Strategie Twitter per il turismo

Twitter può senz’altro essere uno dei canali su cui sviluppare una strategia di social media marketing in ambito turismo. Quel che è indispensabile, però, è che ci sia una strategia, appunto. E che questa sia consona al tipo di canale. Mi spiego: se pensate di aprire un account Twitter per divulgare semplicemente i vostri contenuti (ad esempio con link al vostro sito o blog o pubblicizzando il vostro prodotto), risparmiatevi pure la fatica. Come ogni altro social media (ne ho parlato nel post Informazione e accoglienza turistica 2.0 e anche, per Facebook, nel post Facebook e turismo: qualche consiglio e un’esperienza personale), Twitter funziona se ci si mette prima di tutto nell’ottica giusta, con quella rivoluzione mentale che il web 2.0 impone. Non si tratta di twittare contenuti autoreferenziali tutto il tempo, di farsi pubblicità in maniera convenzionale. Ciò che è vincente è invece il sapersi inserire in conversazioni, offrendo un contributo utile, prezioso, magari anche originale e piacevole. Insomma vale la solita regola: mettersi prima in ascolto e poi dare qualcosa. Solo in questo modo qualcosa ci tornerà indietro, in termini di visibilità e, successivamente, effettivo guadagno.

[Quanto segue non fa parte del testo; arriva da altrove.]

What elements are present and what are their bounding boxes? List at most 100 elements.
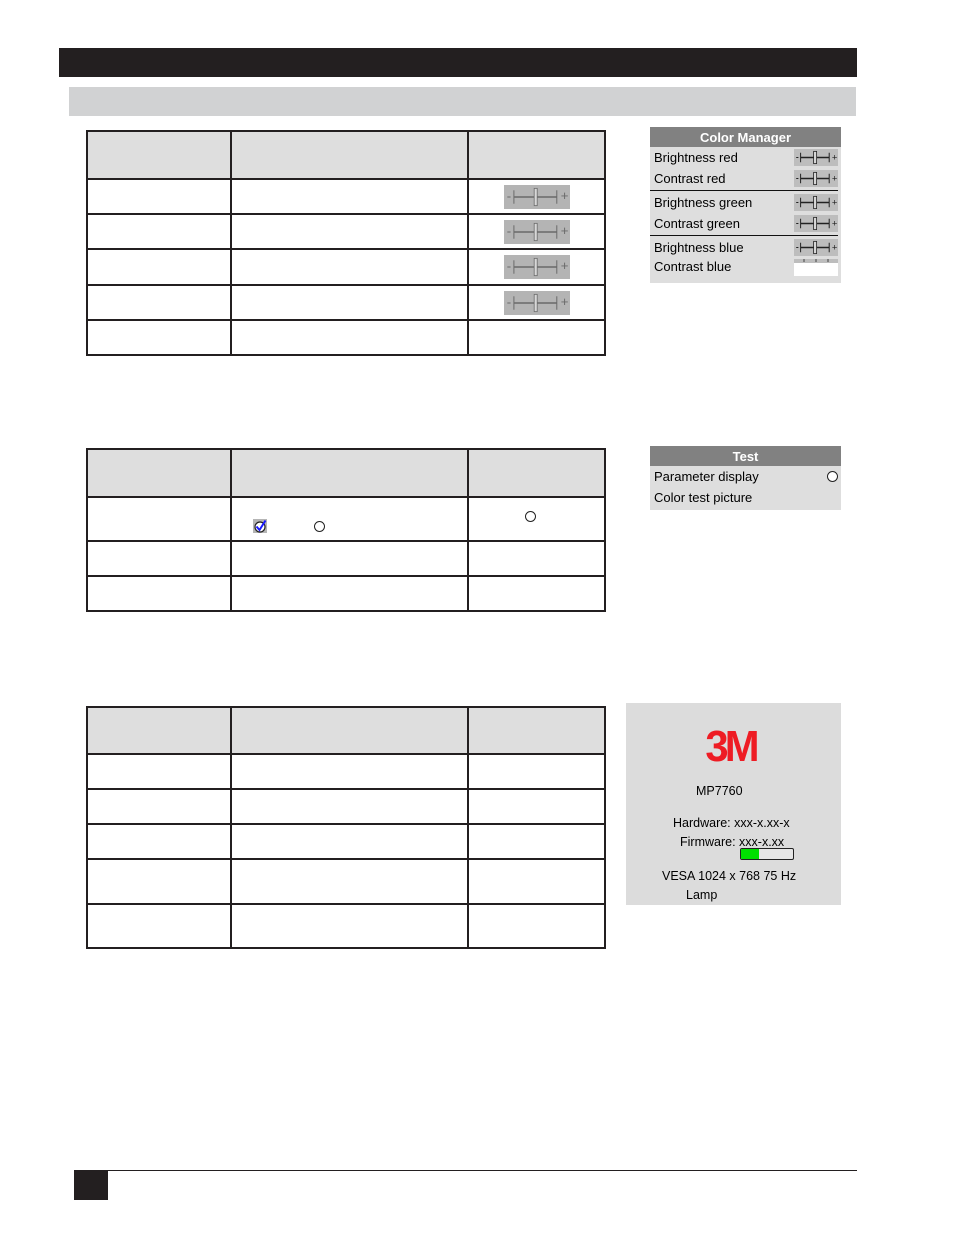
- osd-item-brightness-red[interactable]: Brightness red +: [650, 147, 841, 168]
- table-row: [86, 496, 606, 542]
- table-cell: [467, 540, 606, 577]
- test-osd-menu: Test Parameter display Color test pictur…: [650, 446, 841, 510]
- table-row: +: [86, 248, 606, 286]
- osd-item-brightness-blue[interactable]: Brightness blue +: [650, 237, 841, 258]
- table-cell: [86, 213, 232, 250]
- table-cell: +: [467, 284, 606, 321]
- table-row: [86, 319, 606, 356]
- video-mode: VESA 1024 x 768 75 Hz: [662, 869, 797, 883]
- osd-title: Color Manager: [650, 127, 841, 147]
- radio-empty-icon[interactable]: [827, 471, 838, 482]
- table-cell: [86, 903, 232, 949]
- slider-control[interactable]: +: [794, 194, 838, 211]
- slider-icon: +: [503, 255, 570, 279]
- slider-track-icon: +: [796, 216, 837, 231]
- osd-item-brightness-green[interactable]: Brightness green +: [650, 192, 841, 213]
- page-number-box: [74, 1170, 108, 1200]
- table-cell: [230, 284, 469, 321]
- table-cell: [230, 575, 469, 612]
- slider-track-icon: +: [506, 257, 568, 277]
- table-cell: +: [467, 178, 606, 215]
- radio-empty-icon: [525, 511, 536, 522]
- table-header-row: [86, 706, 606, 755]
- slider-control[interactable]: +: [794, 215, 838, 232]
- slider-icon: +: [503, 184, 570, 209]
- checkbox-checked-icon: [253, 519, 267, 533]
- info-table: [86, 706, 606, 949]
- slider-control[interactable]: [794, 259, 838, 276]
- svg-text:+: +: [560, 294, 568, 309]
- osd-title: Test: [650, 446, 841, 466]
- table-cell: [467, 788, 606, 825]
- table-cell: [230, 213, 469, 250]
- table-cell: [86, 178, 232, 215]
- table-cell: [467, 823, 606, 860]
- table-cell: [230, 788, 469, 825]
- table-cell: [467, 903, 606, 949]
- header-cell: [86, 706, 232, 755]
- svg-text:+: +: [832, 174, 837, 184]
- osd-item-contrast-blue[interactable]: Contrast blue: [650, 258, 841, 277]
- header-cell: [230, 130, 469, 180]
- footer-rule: [107, 1170, 857, 1171]
- svg-text:+: +: [560, 258, 568, 273]
- osd-item-color-test-picture[interactable]: Color test picture: [650, 487, 841, 508]
- table-row: [86, 753, 606, 790]
- table-cell: [230, 858, 469, 905]
- table-cell: [86, 284, 232, 321]
- slider-track-icon: +: [506, 187, 568, 206]
- lamp-label: Lamp: [686, 888, 718, 902]
- slider-control[interactable]: +: [794, 149, 838, 166]
- header-cell: [86, 130, 232, 180]
- test-table: [86, 448, 606, 612]
- lamp-life-bar: [740, 848, 794, 860]
- slider-track-icon: +: [796, 240, 837, 255]
- firmware-version: Firmware: xxx-x.xx: [680, 835, 785, 849]
- svg-text:+: +: [832, 243, 837, 253]
- info-osd-panel: 3M MP7760 Hardware: xxx-x.xx-x Firmware:…: [626, 703, 841, 905]
- slider-control[interactable]: +: [794, 170, 838, 187]
- osd-item-label: Brightness green: [654, 195, 753, 210]
- table-cell: [86, 788, 232, 825]
- osd-item-parameter-display[interactable]: Parameter display: [650, 466, 841, 487]
- table-header-row: [86, 448, 606, 498]
- table-cell: [86, 823, 232, 860]
- osd-item-label: Contrast blue: [654, 259, 732, 274]
- table-cell: +: [467, 213, 606, 250]
- header-cell: [467, 448, 606, 498]
- table-cell: [230, 823, 469, 860]
- table-row: [86, 903, 606, 949]
- osd-item-contrast-green[interactable]: Contrast green +: [650, 213, 841, 234]
- table-row: [86, 575, 606, 612]
- header-cell: [86, 448, 232, 498]
- table-cell: [230, 496, 469, 542]
- osd-item-label: Brightness blue: [654, 240, 744, 255]
- slider-control[interactable]: +: [794, 239, 838, 256]
- header-cell: [230, 448, 469, 498]
- slider-track-icon: +: [796, 150, 837, 165]
- table-cell: [86, 319, 232, 356]
- slider-track-icon: +: [796, 195, 837, 210]
- table-cell: +: [467, 248, 606, 286]
- section-heading-bar: [69, 87, 856, 116]
- table-cell: [467, 575, 606, 612]
- table-cell: [467, 753, 606, 790]
- radio-empty-icon: [314, 521, 325, 532]
- header-cell: [467, 706, 606, 755]
- lamp-life-fill: [741, 849, 760, 859]
- osd-item-contrast-red[interactable]: Contrast red +: [650, 168, 841, 189]
- table-row: +: [86, 213, 606, 250]
- svg-text:+: +: [560, 188, 568, 203]
- table-cell: [230, 248, 469, 286]
- table-row: +: [86, 284, 606, 321]
- hardware-version: Hardware: xxx-x.xx-x: [673, 816, 790, 830]
- table-row: [86, 823, 606, 860]
- table-cell: [86, 540, 232, 577]
- osd-item-label: Contrast red: [654, 171, 726, 186]
- osd-divider: [650, 190, 838, 191]
- table-cell: [86, 753, 232, 790]
- table-cell: [86, 858, 232, 905]
- table-cell: [86, 248, 232, 286]
- table-cell: [86, 575, 232, 612]
- osd-item-label: Parameter display: [654, 469, 759, 484]
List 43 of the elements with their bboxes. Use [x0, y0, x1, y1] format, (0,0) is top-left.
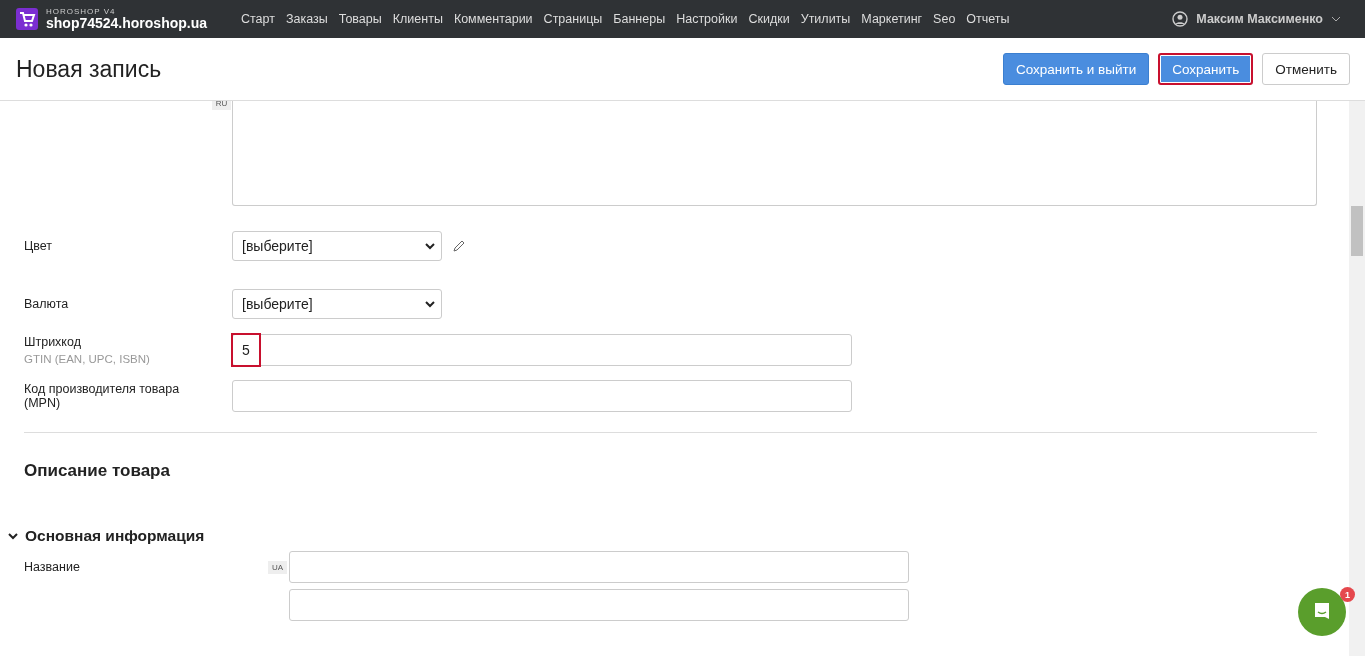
- nav-link[interactable]: Скидки: [748, 12, 790, 26]
- select-field[interactable]: [выберите]: [232, 231, 442, 261]
- cart-logo-icon[interactable]: [16, 8, 38, 30]
- user-avatar-icon[interactable]: [1172, 11, 1189, 27]
- chevron-icon[interactable]: [8, 532, 18, 540]
- text-field[interactable]: [289, 589, 909, 621]
- nav-link[interactable]: Страницы: [543, 12, 603, 26]
- section-title: Описание товара: [24, 461, 171, 481]
- pencil-icon[interactable]: [452, 239, 466, 253]
- field-label: Код производителя товара (MPN): [24, 382, 181, 410]
- nav-link[interactable]: Старт: [241, 12, 275, 26]
- nav-link[interactable]: Клиенты: [392, 12, 443, 26]
- page-title: Новая запись: [16, 55, 162, 83]
- select-field[interactable]: [выберите]: [232, 289, 442, 319]
- text-field[interactable]: 5: [232, 334, 852, 366]
- scrollbar[interactable]: [1349, 101, 1365, 656]
- field-label: Название: [24, 560, 81, 574]
- language-tag: UA: [268, 560, 287, 574]
- chevron-down-icon[interactable]: [425, 242, 435, 250]
- nav-link[interactable]: Комментарии: [453, 12, 533, 26]
- nav-link[interactable]: Товары: [338, 12, 382, 26]
- nav-link[interactable]: Seo: [933, 12, 956, 26]
- text-field[interactable]: [289, 551, 909, 583]
- nav-link[interactable]: Маркетинг: [861, 12, 923, 26]
- field-label: Цвет: [24, 239, 53, 253]
- group-title[interactable]: Основная информация: [25, 527, 205, 545]
- user-name[interactable]: Максим Максименко: [1196, 12, 1323, 26]
- field-hint: GTIN (EAN, UPC, ISBN): [24, 353, 151, 365]
- field-label: Штрихкод: [24, 335, 82, 349]
- nav-link[interactable]: Настройки: [676, 12, 738, 26]
- cancel-button[interactable]: Отменить: [1262, 53, 1350, 85]
- language-tag: RU: [212, 101, 231, 110]
- nav-link[interactable]: Заказы: [285, 12, 328, 26]
- nav-link[interactable]: Баннеры: [613, 12, 666, 26]
- chat-button[interactable]: [1298, 588, 1346, 636]
- nav-link[interactable]: Отчеты: [966, 12, 1010, 26]
- brand-subtitle: HOROSHOP V4: [46, 8, 117, 16]
- field-label: Валюта: [24, 297, 70, 311]
- speech-bubble-icon[interactable]: [1313, 602, 1331, 622]
- text-field[interactable]: [232, 380, 852, 412]
- shop-domain[interactable]: shop74524.horoshop.ua: [46, 16, 208, 30]
- chevron-down-icon[interactable]: [425, 300, 435, 308]
- nav-link[interactable]: Утилиты: [800, 12, 851, 26]
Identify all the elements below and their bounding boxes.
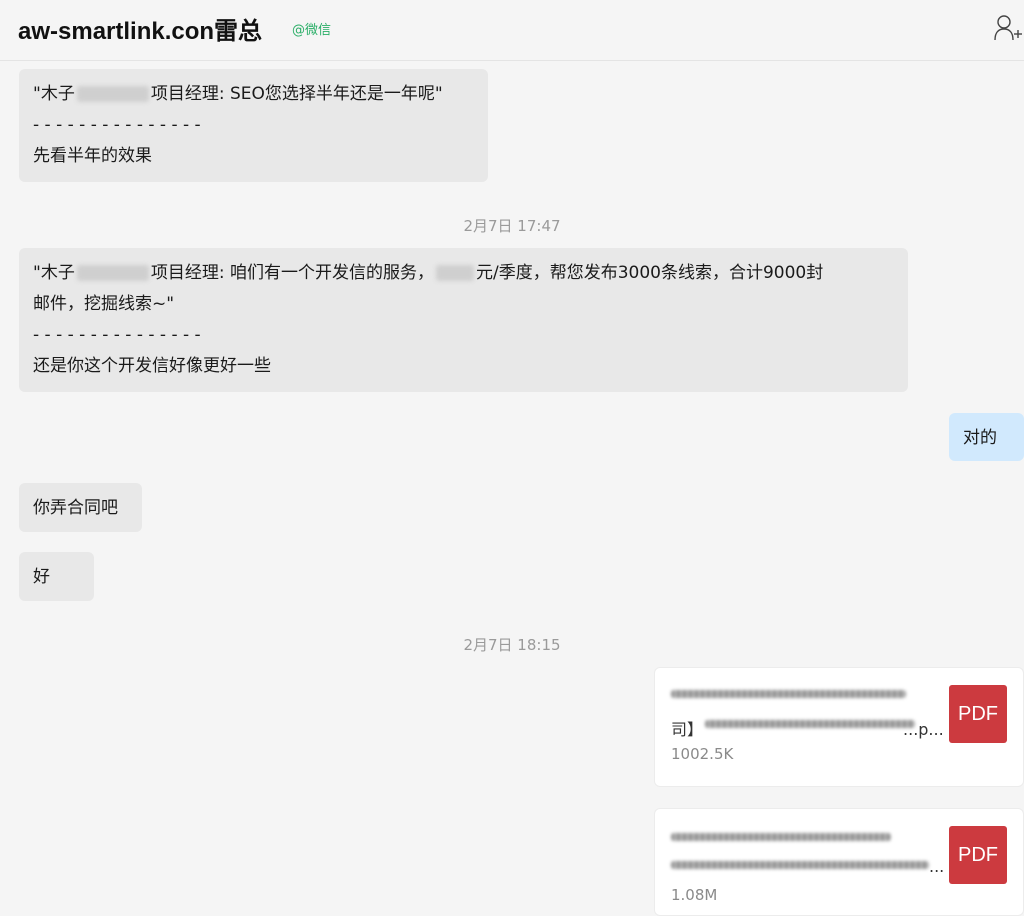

Fatta quindi la nostra analisi di listening (se non sapete cos’è, ne ho parlato la settimana scorsa nel post Social Media Listening: alla base di una strategia digitale vincente), non resta che andare ad inserirsi nelle conversazioni dove pensiamo di poter portare un contributo utile e interessante. Su Twitter questa operazione è agevolata dal fatto che questo social network ha proprio la caratteristica di mettere in contatto persone con gli stessi interessi grazie all’uso degli hashtag, i tag preceduti dal #. Sarà quindi fondamentale avere individuato le parole chiave legate in qualche modo alla vostra attività e ai contenuti sui quali potete dire la vostra.
Fatta questa doverosa premessa e prima di entrare nel dettaglio, riassumo quanto scritto sopra in un elenco di punti da non dimenticare mai quando approntate la vostra strategia Twitter strategia Twitter:

  • inseritevi nelle conversazioni;
  • prima di parlare, ricordate sempre di ascoltare. Ascoltate ciò che la rete dice, ascoltatene i bisogni. Seguite account interessanti;
  • date spazio agli utenti;
  • non siate troppo autoreferenziali, non fate monologhi;
  • condividete contenuti utili e interessanti;
  • esprimete le vostra identità e abbiate personalità in ogni aspetto.

Twitter per hotel, ristoranti, aziende turistiche…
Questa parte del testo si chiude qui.